What is good about the film? The costumes and some of the cinematography. Simply having great camera shots and beautiful clothes does not make up for the movie’s flaws though.
In August 2019, actress Liu Yifei who plays Mulan, reposted a solidarity message for the Hong Kong police on Weibo, China’s version of Twitter. Thus, people in Hong Kong, who began protesting over a year ago to maintain an autonomous state and have been brutalized by police, started the hashtag #boycottmulan. This news seems to have gained traction in the United States only with the premiere of “Mulan.”
It should be noted that the boycotting of “Mulan” is not the only time that people have tried to boycott a film in response to controversies surrounding a female lead. The Lebanese people boycotted “Wonder Woman” after Gal Gadot said that she supported Israel in the midst of a war with Lebanon. This boycott didn’t seem to make much noise in America even though Vanity Fair covered the story.
“Mulan” was also filmed in the province of Xinjiang, where Uighur Muslims are currently being held and undergoing reeducation programs.

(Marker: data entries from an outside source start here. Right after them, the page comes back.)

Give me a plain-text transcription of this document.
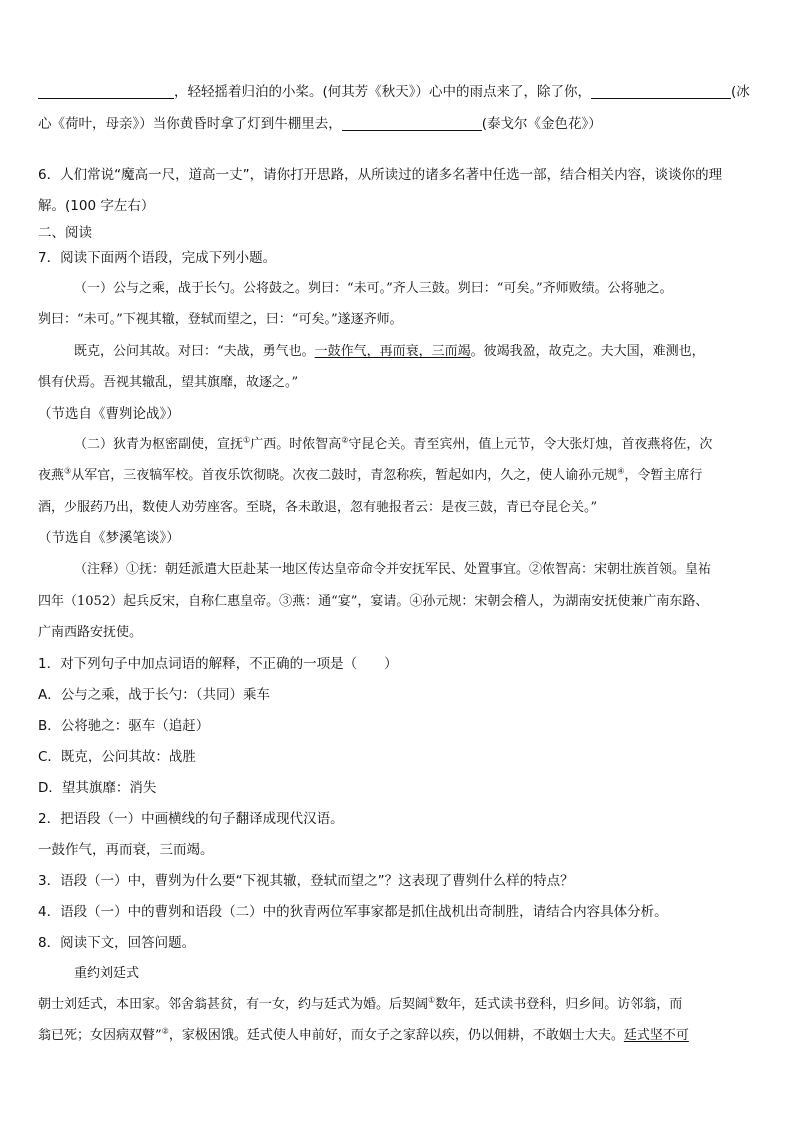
，轻轻摇着归泊的小桨。(何其芳《秋天》）心中的雨点来了，除了你，	(冰
心《荷叶，母亲》）当你黄昏时拿了灯到牛棚里去，	(泰戈尔《金色花》）
6．人们常说“魔高一尺，道高一丈”，请你打开思路，从所读过的诸多名著中任选一部，结合相关内容，谈谈你的理
解。(100 字左右）
二、阅读
7．阅读下面两个语段，完成下列小题。
（一）公与之乘，战于长勺。公将鼓之。刿曰：“未可。”齐人三鼓。刿曰：“可矣。”齐师败绩。公将驰之。
刿曰：“未可。”下视其辙，登轼而望之，曰：“可矣。”遂逐齐师。
既克，公问其故。对曰：“夫战，勇气也。一鼓作气，再而衰，三而竭。彼竭我盈，故克之。夫大国，难测也，
惧有伏焉。吾视其辙乱，望其旗靡，故逐之。”
（节选自《曹刿论战》）
（二）狄青为枢密副使，宣抚①广西。时侬智高②守昆仑关。青至宾州，值上元节，令大张灯烛，首夜燕将佐，次
夜燕③从军官，三夜犒军校。首夜乐饮彻晓。次夜二鼓时，青忽称疾，暂起如内，久之，使人谕孙元规④，令暂主席行
酒，少服药乃出，数使人劝劳座客。至晓，各未敢退，忽有驰报者云：是夜三鼓，青已夺昆仑关。”
（节选自《梦溪笔谈》）
（注释）①抚：朝廷派遣大臣赴某一地区传达皇帝命令并安抚军民、处置事宜。②侬智高：宋朝壮族首领。皇祐
四年（1052）起兵反宋，自称仁惠皇帝。③燕：通“宴”，宴请。④孙元规：宋朝会稽人，为湖南安抚使兼广南东路、
广南西路安抚使。
1．对下列句子中加点词语的解释，不正确的一项是（　　）
A．公与之乘，战于长勺：（共同）乘车
B．公将驰之：驱车（追赶）
C．既克，公问其故：战胜
D．望其旗靡：消失
2．把语段（一）中画横线的句子翻译成现代汉语。
一鼓作气，再而衰，三而竭。
3．语段（一）中，曹刿为什么要“下视其辙，登轼而望之”？这表现了曹刿什么样的特点？
4．语段（一）中的曹刿和语段（二）中的狄青两位军事家都是抓住战机出奇制胜，请结合内容具体分析。
8．阅读下文，回答问题。
重约刘廷式
朝士刘廷式，本田家。邻舍翁甚贫，有一女，约与廷式为婚。后契阔①数年，廷式读书登科，归乡间。访邻翁，而
翁已死；女因病双瞽”②，家极困饿。廷式使人申前好，而女子之家辞以疾，仍以佣耕，不敢姻士大夫。廷式坚不可
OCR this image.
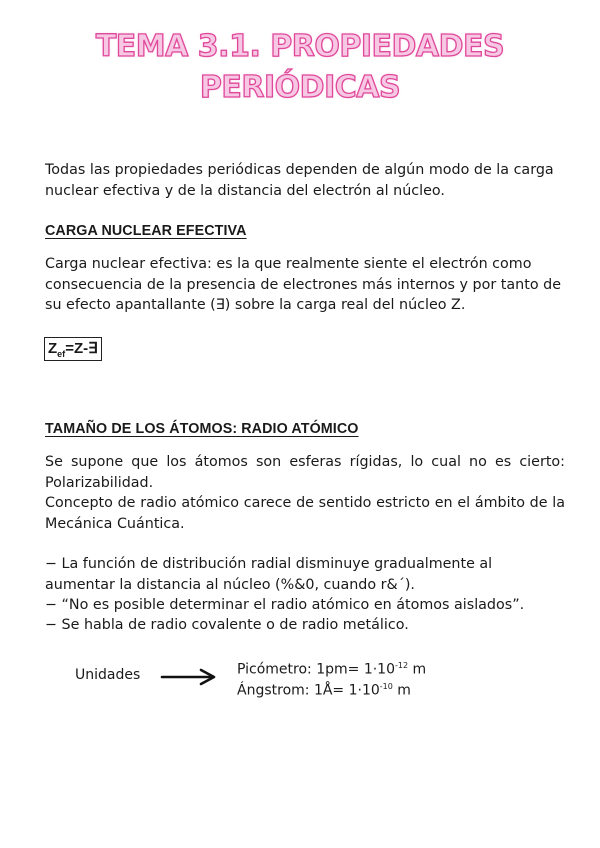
TEMA 3.1. PROPIEDADES
PERIÓDICAS

Todas las propiedades periódicas dependen de algún modo de la carga nuclear efectiva y de la distancia del electrón al núcleo.

CARGA NUCLEAR EFECTIVA

Carga nuclear efectiva: es la que realmente siente el electrón como consecuencia de la presencia de electrones más internos y por tanto de su efecto apantallante (∃) sobre la carga real del núcleo Z.

$Z_{ef}=Z-\exists$

TAMAÑO DE LOS ÁTOMOS: RADIO ATÓMICO

Se supone que los átomos son esferas rígidas, lo cual no es cierto: Polarizabilidad.

Concepto de radio atómico carece de sentido estricto en el ámbito de la Mecánica Cuántica.

− La función de distribución radial disminuye gradualmente al aumentar la distancia al núcleo (%&0, cuando r&´).

− “No es posible determinar el radio atómico en átomos aislados”.

− Se habla de radio covalente o de radio metálico.

Unidades	Picómetro: $1pm= 1\cdot 10^{-12}$ m
Ángstrom: 1Å= $1\cdot 10^{-10}$ m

In the movie’s credits, Disney thanks several government entities in Xinjiang, including the “Publicity Department of CPC Xinjiang Uyghur Autonomous Region Committee.”
It has been reported that these internment camps have been operational since 2017; filming began in August 2018. The film had been mostly shot in New Zealand, but 20 Chinese locations were used to “accurately depict some of the unique landscape and geography of the country,” said Disney’s CFO Christine McCarthy. McCarthy has refused to indicate what monetary loss this would be for Disney. However, records show that the film has made 46.8 million at the time of writing, yet had a 200 million budget.
The 2020 “Mulan” fails to bring audiences closer to the original ballad, which they said they were attempting to do. It also estranges audiences from the beloved 1998 musical version. What is left is a shell of a movie about a heroine who fights against injustice practically all by herself. It was filmed in a province where injustices and crimes against humanity occur every day but carried out by the American studio whose global theme parks are quoted as being where dreams come true. What’s more American than that?